How to write bills for a purple legislature; or why Build Back Better failed continuously for 6 month before it officially failed

The thing you have to do when dealing with a “majority”, really 47-3-2-48, that requires purple senators is abandon the idea of giant, wide ranging bills. You are not going to get those done. Objections carry more weight than agreement in the minds of people so the larger you make a bill the more objectionable it will become. A focused, single party can work around those objections but a purple party can’t. The Build Back Better bill includes wind turbines, covering the medicaid gap, child tax credit, preschools, and funding post-high school apprenticeship programs, adding new immigration courts, etc. That is not just a lot of stuff, it is a lot of stuff to object to. For purple party members in states dominated by the other party, this is a bill filled with landmines that can sink your next campaign. It is also filled with things that you promised in your own campaign, but remember that objections outweigh agreement. 

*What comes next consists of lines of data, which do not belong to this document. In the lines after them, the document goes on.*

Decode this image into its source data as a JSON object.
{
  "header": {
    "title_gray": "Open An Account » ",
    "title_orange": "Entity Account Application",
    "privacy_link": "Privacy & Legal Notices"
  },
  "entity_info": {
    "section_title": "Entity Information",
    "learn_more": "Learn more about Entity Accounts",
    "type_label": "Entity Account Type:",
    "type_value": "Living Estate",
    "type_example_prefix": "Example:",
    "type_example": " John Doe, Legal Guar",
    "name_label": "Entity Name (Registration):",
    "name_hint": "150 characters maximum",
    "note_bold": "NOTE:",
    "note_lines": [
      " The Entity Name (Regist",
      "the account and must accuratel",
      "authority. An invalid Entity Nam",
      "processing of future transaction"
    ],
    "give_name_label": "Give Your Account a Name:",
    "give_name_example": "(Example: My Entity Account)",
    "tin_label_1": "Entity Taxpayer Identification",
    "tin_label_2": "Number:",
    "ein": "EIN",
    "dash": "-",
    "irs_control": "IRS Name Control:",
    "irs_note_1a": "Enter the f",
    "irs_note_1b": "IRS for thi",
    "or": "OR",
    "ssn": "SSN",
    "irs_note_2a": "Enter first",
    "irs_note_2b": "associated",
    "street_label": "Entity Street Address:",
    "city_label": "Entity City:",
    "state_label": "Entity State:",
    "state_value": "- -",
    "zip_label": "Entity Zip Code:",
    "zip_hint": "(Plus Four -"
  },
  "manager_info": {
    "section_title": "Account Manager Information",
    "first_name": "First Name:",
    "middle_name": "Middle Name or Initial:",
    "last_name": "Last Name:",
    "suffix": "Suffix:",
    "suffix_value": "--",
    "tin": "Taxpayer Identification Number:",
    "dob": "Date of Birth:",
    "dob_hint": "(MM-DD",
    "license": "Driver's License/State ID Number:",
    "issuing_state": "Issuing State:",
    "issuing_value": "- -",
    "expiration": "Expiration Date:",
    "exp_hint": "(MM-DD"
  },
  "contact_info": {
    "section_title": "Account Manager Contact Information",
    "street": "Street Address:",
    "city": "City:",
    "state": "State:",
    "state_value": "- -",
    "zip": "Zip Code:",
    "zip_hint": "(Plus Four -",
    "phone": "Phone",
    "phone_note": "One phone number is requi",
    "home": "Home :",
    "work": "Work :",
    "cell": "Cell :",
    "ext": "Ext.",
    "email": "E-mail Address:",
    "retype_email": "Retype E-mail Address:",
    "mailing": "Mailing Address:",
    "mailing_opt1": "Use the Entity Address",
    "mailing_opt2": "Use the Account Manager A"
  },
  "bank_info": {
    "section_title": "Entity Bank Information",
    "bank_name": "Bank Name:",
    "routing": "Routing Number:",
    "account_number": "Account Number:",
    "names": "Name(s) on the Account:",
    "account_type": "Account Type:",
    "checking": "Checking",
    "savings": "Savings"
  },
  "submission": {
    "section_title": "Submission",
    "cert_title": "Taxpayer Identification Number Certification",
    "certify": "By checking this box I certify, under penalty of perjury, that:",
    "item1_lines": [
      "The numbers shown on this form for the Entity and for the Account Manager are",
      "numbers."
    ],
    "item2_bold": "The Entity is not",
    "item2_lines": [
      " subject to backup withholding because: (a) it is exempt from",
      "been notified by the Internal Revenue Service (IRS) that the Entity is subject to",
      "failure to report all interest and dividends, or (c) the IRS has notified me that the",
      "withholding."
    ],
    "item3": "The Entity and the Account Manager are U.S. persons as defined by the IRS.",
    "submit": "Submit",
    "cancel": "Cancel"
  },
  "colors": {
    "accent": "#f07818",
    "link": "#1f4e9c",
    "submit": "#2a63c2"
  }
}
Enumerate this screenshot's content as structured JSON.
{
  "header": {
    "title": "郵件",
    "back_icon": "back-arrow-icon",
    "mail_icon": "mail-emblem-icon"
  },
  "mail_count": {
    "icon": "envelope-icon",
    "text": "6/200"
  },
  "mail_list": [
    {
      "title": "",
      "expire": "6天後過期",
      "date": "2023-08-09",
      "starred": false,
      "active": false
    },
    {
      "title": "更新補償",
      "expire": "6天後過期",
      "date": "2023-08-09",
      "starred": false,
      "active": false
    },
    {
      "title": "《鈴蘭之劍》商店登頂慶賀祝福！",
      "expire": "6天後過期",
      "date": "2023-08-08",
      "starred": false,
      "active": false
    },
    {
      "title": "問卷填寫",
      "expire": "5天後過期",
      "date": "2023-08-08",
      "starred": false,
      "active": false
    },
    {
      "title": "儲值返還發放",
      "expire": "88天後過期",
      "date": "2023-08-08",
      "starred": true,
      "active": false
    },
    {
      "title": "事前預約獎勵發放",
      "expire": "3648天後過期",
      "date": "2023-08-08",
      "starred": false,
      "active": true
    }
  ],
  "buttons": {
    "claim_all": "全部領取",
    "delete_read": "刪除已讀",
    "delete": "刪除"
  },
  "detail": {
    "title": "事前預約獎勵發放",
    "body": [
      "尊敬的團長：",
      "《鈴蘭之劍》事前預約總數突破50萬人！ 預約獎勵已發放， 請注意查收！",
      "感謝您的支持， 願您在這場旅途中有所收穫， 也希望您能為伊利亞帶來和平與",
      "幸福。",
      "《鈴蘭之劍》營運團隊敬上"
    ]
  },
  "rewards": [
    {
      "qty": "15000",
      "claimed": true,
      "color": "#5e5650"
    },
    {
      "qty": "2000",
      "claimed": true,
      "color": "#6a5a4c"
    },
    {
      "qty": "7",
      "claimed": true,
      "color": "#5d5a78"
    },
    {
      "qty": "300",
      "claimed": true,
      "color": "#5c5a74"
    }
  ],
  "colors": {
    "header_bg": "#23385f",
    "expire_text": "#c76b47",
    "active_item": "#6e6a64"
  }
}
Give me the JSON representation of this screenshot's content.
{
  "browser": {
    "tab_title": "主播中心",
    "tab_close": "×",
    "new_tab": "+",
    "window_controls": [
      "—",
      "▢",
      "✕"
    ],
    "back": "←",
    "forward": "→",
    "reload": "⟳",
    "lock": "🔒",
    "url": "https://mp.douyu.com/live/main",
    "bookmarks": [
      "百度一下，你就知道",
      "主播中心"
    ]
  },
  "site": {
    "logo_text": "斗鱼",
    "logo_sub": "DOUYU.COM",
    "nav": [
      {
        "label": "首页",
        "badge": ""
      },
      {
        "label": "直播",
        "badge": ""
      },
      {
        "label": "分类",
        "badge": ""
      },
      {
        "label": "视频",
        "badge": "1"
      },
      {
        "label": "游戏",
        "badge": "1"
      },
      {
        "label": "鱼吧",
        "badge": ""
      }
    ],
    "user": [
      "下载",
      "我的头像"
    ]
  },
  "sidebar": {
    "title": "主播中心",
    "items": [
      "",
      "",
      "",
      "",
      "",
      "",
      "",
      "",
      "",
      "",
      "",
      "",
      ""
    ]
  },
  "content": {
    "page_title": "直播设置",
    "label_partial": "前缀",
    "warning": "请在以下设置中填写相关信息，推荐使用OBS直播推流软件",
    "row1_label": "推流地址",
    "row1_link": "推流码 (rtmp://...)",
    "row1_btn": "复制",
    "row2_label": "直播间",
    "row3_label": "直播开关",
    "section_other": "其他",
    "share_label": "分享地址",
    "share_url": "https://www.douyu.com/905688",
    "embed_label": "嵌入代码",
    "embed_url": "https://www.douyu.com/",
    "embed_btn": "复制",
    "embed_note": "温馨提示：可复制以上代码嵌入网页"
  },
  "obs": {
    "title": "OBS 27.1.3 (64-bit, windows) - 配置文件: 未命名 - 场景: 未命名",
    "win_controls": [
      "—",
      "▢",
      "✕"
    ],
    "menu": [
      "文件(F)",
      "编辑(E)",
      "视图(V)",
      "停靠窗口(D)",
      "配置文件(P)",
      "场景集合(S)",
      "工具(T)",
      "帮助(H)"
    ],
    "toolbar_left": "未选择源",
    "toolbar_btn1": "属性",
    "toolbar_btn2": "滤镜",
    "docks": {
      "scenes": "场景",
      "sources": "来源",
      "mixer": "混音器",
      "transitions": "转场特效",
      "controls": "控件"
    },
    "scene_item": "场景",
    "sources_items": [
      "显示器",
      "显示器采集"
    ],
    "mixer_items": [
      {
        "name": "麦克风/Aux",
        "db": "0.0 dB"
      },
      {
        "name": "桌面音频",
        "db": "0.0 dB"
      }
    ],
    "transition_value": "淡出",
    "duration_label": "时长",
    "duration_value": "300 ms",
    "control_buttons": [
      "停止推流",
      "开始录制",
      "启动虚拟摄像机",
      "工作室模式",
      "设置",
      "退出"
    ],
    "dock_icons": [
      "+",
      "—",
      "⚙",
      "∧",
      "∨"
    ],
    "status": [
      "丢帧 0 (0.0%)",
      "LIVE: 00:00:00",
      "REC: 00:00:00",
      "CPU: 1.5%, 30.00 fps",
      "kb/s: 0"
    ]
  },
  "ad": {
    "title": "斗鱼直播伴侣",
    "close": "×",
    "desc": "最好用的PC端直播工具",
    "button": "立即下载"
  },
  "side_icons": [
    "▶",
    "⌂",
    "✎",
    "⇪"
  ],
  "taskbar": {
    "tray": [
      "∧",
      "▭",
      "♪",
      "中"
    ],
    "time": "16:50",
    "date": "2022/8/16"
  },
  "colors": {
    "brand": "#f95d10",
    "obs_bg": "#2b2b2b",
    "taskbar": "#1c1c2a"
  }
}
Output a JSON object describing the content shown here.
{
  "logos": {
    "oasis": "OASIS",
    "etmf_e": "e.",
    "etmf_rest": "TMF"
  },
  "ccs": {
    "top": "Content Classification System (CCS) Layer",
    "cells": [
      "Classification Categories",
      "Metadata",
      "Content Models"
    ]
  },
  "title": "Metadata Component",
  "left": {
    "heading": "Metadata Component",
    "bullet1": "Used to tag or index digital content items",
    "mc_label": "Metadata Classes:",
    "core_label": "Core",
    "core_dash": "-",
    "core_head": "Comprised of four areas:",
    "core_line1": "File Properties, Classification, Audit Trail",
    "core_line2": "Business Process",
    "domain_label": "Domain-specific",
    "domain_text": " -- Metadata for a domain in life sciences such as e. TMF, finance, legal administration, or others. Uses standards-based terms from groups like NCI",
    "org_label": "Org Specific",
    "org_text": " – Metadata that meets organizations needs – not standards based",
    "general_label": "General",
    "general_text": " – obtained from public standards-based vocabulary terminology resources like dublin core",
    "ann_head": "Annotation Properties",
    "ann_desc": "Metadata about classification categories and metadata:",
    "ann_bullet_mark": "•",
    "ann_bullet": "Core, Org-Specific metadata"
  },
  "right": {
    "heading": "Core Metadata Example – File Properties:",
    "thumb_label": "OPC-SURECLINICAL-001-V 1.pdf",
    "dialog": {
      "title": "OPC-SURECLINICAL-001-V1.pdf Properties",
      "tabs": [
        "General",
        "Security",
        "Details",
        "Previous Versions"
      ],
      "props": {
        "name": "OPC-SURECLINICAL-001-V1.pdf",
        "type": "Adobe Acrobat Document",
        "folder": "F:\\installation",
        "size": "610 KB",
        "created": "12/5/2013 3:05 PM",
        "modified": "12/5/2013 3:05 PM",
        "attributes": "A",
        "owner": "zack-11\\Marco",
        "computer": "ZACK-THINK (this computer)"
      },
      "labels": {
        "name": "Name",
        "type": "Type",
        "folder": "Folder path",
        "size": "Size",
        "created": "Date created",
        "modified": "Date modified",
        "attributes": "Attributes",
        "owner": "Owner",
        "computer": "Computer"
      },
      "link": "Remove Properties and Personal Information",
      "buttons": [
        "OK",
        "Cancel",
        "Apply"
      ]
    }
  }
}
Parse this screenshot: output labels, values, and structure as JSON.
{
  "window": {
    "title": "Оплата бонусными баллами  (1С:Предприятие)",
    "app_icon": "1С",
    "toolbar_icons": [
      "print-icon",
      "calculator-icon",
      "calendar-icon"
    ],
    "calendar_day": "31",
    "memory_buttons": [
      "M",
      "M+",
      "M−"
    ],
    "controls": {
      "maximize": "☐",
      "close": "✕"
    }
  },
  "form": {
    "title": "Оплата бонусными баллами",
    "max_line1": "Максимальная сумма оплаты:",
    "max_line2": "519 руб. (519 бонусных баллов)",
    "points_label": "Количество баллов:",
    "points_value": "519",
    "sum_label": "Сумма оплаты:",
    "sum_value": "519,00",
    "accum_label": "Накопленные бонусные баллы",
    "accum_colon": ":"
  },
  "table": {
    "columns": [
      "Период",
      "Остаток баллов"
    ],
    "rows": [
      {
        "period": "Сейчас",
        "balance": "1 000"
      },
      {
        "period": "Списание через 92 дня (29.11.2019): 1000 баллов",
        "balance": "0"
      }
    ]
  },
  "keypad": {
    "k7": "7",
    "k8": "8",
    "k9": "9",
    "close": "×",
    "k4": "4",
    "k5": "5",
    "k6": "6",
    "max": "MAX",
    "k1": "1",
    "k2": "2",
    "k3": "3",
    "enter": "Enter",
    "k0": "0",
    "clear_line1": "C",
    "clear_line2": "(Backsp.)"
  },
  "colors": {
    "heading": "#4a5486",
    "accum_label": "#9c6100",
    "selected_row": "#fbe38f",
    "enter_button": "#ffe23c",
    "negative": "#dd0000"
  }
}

Instead of these grand bills, the Democrats need to write small, specific bills. Let’s put these ideas into their own bills and see where we lose the purple votes and if we can make them up with swing voters from the republicans. Breaking those bills out a bit: 

  • Wind Turbines: Texas, Oklahoma, and Kansas are all red states and are seeing a boom in new wind power projects. While there are still climate change deniers in that group of Senators, they also commonly play both sides. Denying global warming, but talking up power without smog. They will not vote for a “Green Bill to Save the Planet from Pending Doom” but will vote for a “Clean Air Infrastructure Investment” which contains all the same elements. That is an angle that can be leveraged… but not in an omnibus bill packed next to other “green” initiatives and regulations. 
  • Covering the Medicaid Gap: There has always been a small number of Republicans willing to switch sides on medical issues. Remember, recently Republicans wanted to overturn Obamacare but were stopped by a fraction of 3 Republican Senators. That faction is still strong and can be leveraged again. 
  • Child Tax Credit: Machin has objected strongly to this point… but many Republicans actually haven’t, they have taken no position. Polls show that 41% of Republicans support the tax credits and less taxes is core to the Republican platform. The original version of the tax credit was championed by President Ford (R), then amended on a bipartisan basis in 1997, and in 2017 the Republicans pushed to doubt the credit as part of the Tax Cuts and Jobs Act (TCJA). There are clearly Republican votes that can be won here if disconnected from the rest of the act. 
  • Funding Post High School Apprenticeship Programs: southern states have been pushing this line for a while now and with great success. Specifically Alabama which has been quietly building one of the best technical college systems in the country. 
  • Adding New Immigration Courts: Florida, Texas, and Arizona senators have all spoken up in favor of additional immigration courts as they are often the states that deal with the influx of immigrants. That is 6 open red votes readied to be swung on this topic. 

While the Build Back Better bill has failed, I believe it is possible for Democrats to get the bulk of it into law by other means. The votes are there, it is just not always the same combination of votes. In all cases, you will need to recruit a Republican or two. There are plenty of options… but you have to actually cut a deal with them and make it happen.

… and this is where I am confused. President Biden was a US Senate for 36 years. He had a long history on both the Judiciary Committee and Foreign Relations Committee working closely with Republicans and finding a mix of both moderate and liberal issues to support. He knows this game better than anyone. How is he missing this? Louisa Terrell is his Director of Legislative Affairs. She has been working in his circle in and out for 20+ years. She is one of the few human beings liked by both Republicans and Democrats on the Hill and in interviews she is blunt about being realistic on legislative issues. I am unsure where this break down on the scope of bills is coming from.